Timeline & adoption strategy

  • PEPs are split into smaller drafts for review; at least one core PEP already in draft (community review ongoing).
  • Expected near-term: iterative prototypes and partial rollouts (provisionally accepted PEPs) and registries/third-party services adopting variants before PyPI-wide adoption.
  • Full ecosystem adoption will take longer: updates to PyPI, twine, pip, packaging libraries, and time for users to update installers.
  • Minimal-success strategy: if a handful (e.g., 5) major data-science/ML libraries adopt variants and installers support them, benefits will accumulate quickly and drive wider adoption.

How to try it / get involved

  • Read the problem primer: Ralph Gommers’ Python Packaging Native Guide (great explainer; problem-first).
  • Visit the WheelNext working group site: wheelnext.dev for drafts and contributors.
  • Try the UV experimental variant-enabled installer (Astral provides prototype builds that point at wheelnext indexes) — useful for users who want to test automatic variant selection.
  • PYX registry (astral.sh/pyx) — join the waitlist to try hosted builds and pre-built CUDA/PyTorch variants.
  • Package authors: join Python Packaging Discourse and the WheelNext discussions; test building variant wheels for your project and provide feedback.
  • Tool authors (installers, build backends, registries): engage in the PEP review and prototype implementations so change can flow fast through the ecosystem.

Notable insights & quotes

  • “We ship wheels built for CPU features from 2009” — explains why current wheels are conservative and miss modern optimizations.
  • Separating build-time variants from platform tags avoids a never-ending, unmaintainable list of static tags.
  • NumPy’s approach (building multiple code paths and runtime dispatch) works but is complex and not scalable across the wider ecosystem — variants offer a simpler path for many projects.
  • Prototype-first design + cross-company collaboration was essential: many contributors from companies and projects (NVIDIA, Meta, Intel, AMD, Red Hat, Astral, QuantSight, PyTorch, NumPy, SciPy, etc.) worked together after a March 2025 in-person summit.
  • Practical goal: make “pip install package” just work for GPU/CPU-specific needs without manual indexes or confusing install instructions.

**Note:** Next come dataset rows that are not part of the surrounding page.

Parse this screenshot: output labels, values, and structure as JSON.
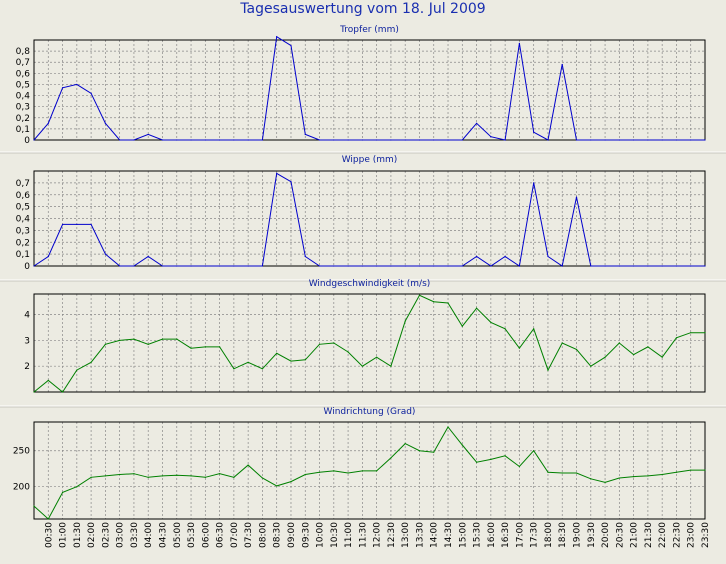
{
  "title": "Tagesauswertung vom 18. Jul 2009",
  "colors": {
    "background": "#ecebe2",
    "title": "#1a2fb0",
    "rain": "#0000cc",
    "wind": "#008000",
    "grid": "#888888"
  },
  "x_labels": [
    "00:30",
    "01:00",
    "01:30",
    "02:00",
    "02:30",
    "03:00",
    "03:30",
    "04:00",
    "04:30",
    "05:00",
    "05:30",
    "06:00",
    "06:30",
    "07:00",
    "07:30",
    "08:00",
    "08:30",
    "09:00",
    "09:30",
    "10:00",
    "10:30",
    "11:00",
    "11:30",
    "12:00",
    "12:30",
    "13:00",
    "13:30",
    "14:00",
    "14:30",
    "15:00",
    "15:30",
    "16:00",
    "16:30",
    "17:00",
    "17:30",
    "18:00",
    "18:30",
    "19:00",
    "19:30",
    "20:00",
    "20:30",
    "21:00",
    "21:30",
    "22:00",
    "22:30",
    "23:00",
    "23:30"
  ],
  "chart_data": [
    {
      "type": "line",
      "title": "Tropfer (mm)",
      "ylim": [
        0,
        0.9
      ],
      "yticks": [
        0,
        0.1,
        0.2,
        0.3,
        0.4,
        0.5,
        0.6,
        0.7,
        0.8
      ],
      "ytick_labels": [
        "0",
        "0,1",
        "0,2",
        "0,3",
        "0,4",
        "0,5",
        "0,6",
        "0,7",
        "0,8"
      ],
      "grid": true,
      "color": "#0000cc",
      "values": [
        0,
        0.15,
        0.47,
        0.5,
        0.42,
        0.15,
        0,
        0,
        0.05,
        0,
        0,
        0,
        0,
        0,
        0,
        0,
        0,
        0.93,
        0.85,
        0.05,
        0,
        0,
        0,
        0,
        0,
        0,
        0,
        0,
        0,
        0,
        0,
        0.15,
        0.03,
        0,
        0.87,
        0.07,
        0,
        0.68,
        0,
        0,
        0,
        0,
        0,
        0,
        0,
        0,
        0,
        0
      ]
    },
    {
      "type": "line",
      "title": "Wippe (mm)",
      "ylim": [
        0,
        0.8
      ],
      "yticks": [
        0,
        0.1,
        0.2,
        0.3,
        0.4,
        0.5,
        0.6,
        0.7
      ],
      "ytick_labels": [
        "0",
        "0,1",
        "0,2",
        "0,3",
        "0,4",
        "0,5",
        "0,6",
        "0,7"
      ],
      "grid": true,
      "color": "#0000cc",
      "values": [
        0,
        0.08,
        0.35,
        0.35,
        0.35,
        0.1,
        0,
        0,
        0.08,
        0,
        0,
        0,
        0,
        0,
        0,
        0,
        0,
        0.78,
        0.71,
        0.08,
        0,
        0,
        0,
        0,
        0,
        0,
        0,
        0,
        0,
        0,
        0,
        0.08,
        0,
        0.08,
        0,
        0.7,
        0.08,
        0,
        0.58,
        0,
        0,
        0,
        0,
        0,
        0,
        0,
        0,
        0
      ]
    },
    {
      "type": "line",
      "title": "Windgeschwindigkeit (m/s)",
      "ylim": [
        1,
        4.8
      ],
      "yticks": [
        2,
        3,
        4
      ],
      "ytick_labels": [
        "2",
        "3",
        "4"
      ],
      "grid": true,
      "color": "#008000",
      "values": [
        1.0,
        1.45,
        1.0,
        1.85,
        2.15,
        2.85,
        3.0,
        3.05,
        2.85,
        3.05,
        3.05,
        2.7,
        2.75,
        2.75,
        1.9,
        2.15,
        1.9,
        2.5,
        2.2,
        2.25,
        2.85,
        2.9,
        2.55,
        2.0,
        2.35,
        2.0,
        3.75,
        4.75,
        4.5,
        4.45,
        3.55,
        4.25,
        3.7,
        3.45,
        2.7,
        3.45,
        1.85,
        2.9,
        2.65,
        2.0,
        2.35,
        2.9,
        2.45,
        2.75,
        2.35,
        3.1,
        3.3,
        3.3
      ]
    },
    {
      "type": "line",
      "title": "Windrichtung (Grad)",
      "ylim": [
        155,
        290
      ],
      "yticks": [
        200,
        250
      ],
      "ytick_labels": [
        "200",
        "250"
      ],
      "grid": true,
      "color": "#008000",
      "values": [
        173,
        155,
        192,
        200,
        213,
        215,
        217,
        218,
        213,
        215,
        216,
        215,
        213,
        218,
        213,
        230,
        212,
        201,
        207,
        217,
        220,
        222,
        219,
        222,
        222,
        240,
        260,
        250,
        248,
        283,
        258,
        234,
        238,
        243,
        228,
        250,
        220,
        219,
        219,
        211,
        206,
        212,
        214,
        215,
        217,
        220,
        223,
        223
      ]
    }
  ]
}
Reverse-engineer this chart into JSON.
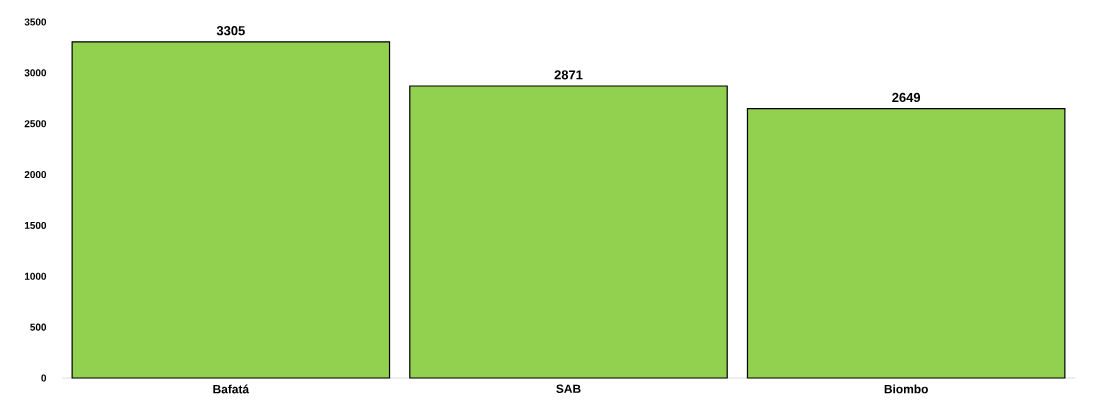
{
  "chart_data": {
    "type": "bar",
    "categories": [
      "Bafatá",
      "SAB",
      "Biombo"
    ],
    "values": [
      3305,
      2871,
      2649
    ],
    "color": "#92d050",
    "ylim": [
      0,
      3500
    ],
    "yticks": [
      0,
      500,
      1000,
      1500,
      2000,
      2500,
      3000,
      3500
    ],
    "data_labels": true
  }
}
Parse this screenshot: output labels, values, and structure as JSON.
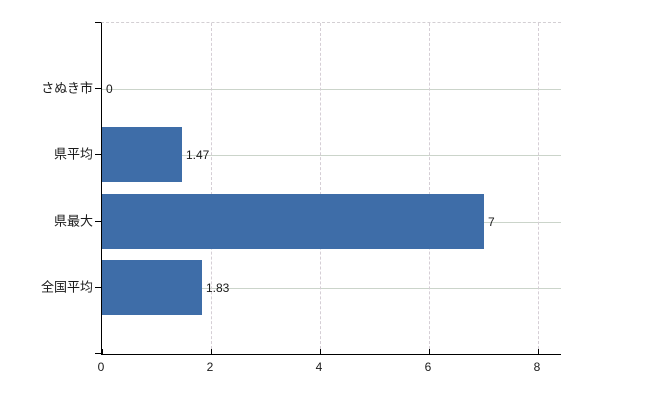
{
  "chart_data": {
    "type": "bar",
    "orientation": "horizontal",
    "title": "",
    "xlabel": "",
    "ylabel": "",
    "categories": [
      "さぬき市",
      "県平均",
      "県最大",
      "全国平均"
    ],
    "values": [
      0,
      1.47,
      7,
      1.83
    ],
    "value_labels": [
      "0",
      "1.47",
      "7",
      "1.83"
    ],
    "x_ticks": [
      0,
      2,
      4,
      6,
      8
    ],
    "x_tick_labels": [
      "0",
      "2",
      "4",
      "6",
      "8"
    ],
    "xlim": [
      0,
      8.42
    ],
    "legend": "none",
    "grid": {
      "horizontal": "solid",
      "vertical": "dashed",
      "top_border": "dashed"
    },
    "colors": {
      "bar": "#3e6da8",
      "axis": "#000000",
      "hgrid": "#cbd4ca",
      "vgrid": "#d5ced5",
      "top_border": "#d3cfd3",
      "text": "#1a1a1a",
      "background": "#ffffff"
    }
  }
}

Action items / recommendations

  • If you’re a package maintainer with heavy native code or GPU dependencies: read the WheelNext drafts and test producing variant builds in CI; join the community discussion.
  • If you’re a tooling/registry maintainer: implement or prototype resolver support for variant metadata; help validate performance and resolution behavior.
  • If you’re a user of ML/scientific packages: try the variant-enabled UV prototype or PYX-hosted builds and report UX/edge-cases to the WheelNext repo and Python Packaging Discourse.
  • Watch the PEPs and get involved early — small cohort adoption (key ML/science libs + installers) will yield outsized wins.

Further reading / links mentioned in the episode

  • WheelNext working group: wheelnext.dev
  • Astral / PYX registry info: astral.sh/pyx
  • Python Packaging Native Guide (Ralph Gommers) — excellent primer on the problem space
  • UV (Astral’s installer/project manager) and python-build-standalone (used by UV)

Summary: WheelNext aims to move Python binary packaging from a conservative single-build model to an extensible, metadata-driven variant model so installers can automatically pick hardware-optimized binaries. This promises big runtime speedups, smaller downloads, and cleaner UX for complex packages (especially ML/GPU stacks), but requires coordinated changes across build tools, installers, and registries. The working group has prototypes and invites maintainers, tool authors, and users to test and participate in the PEP review process.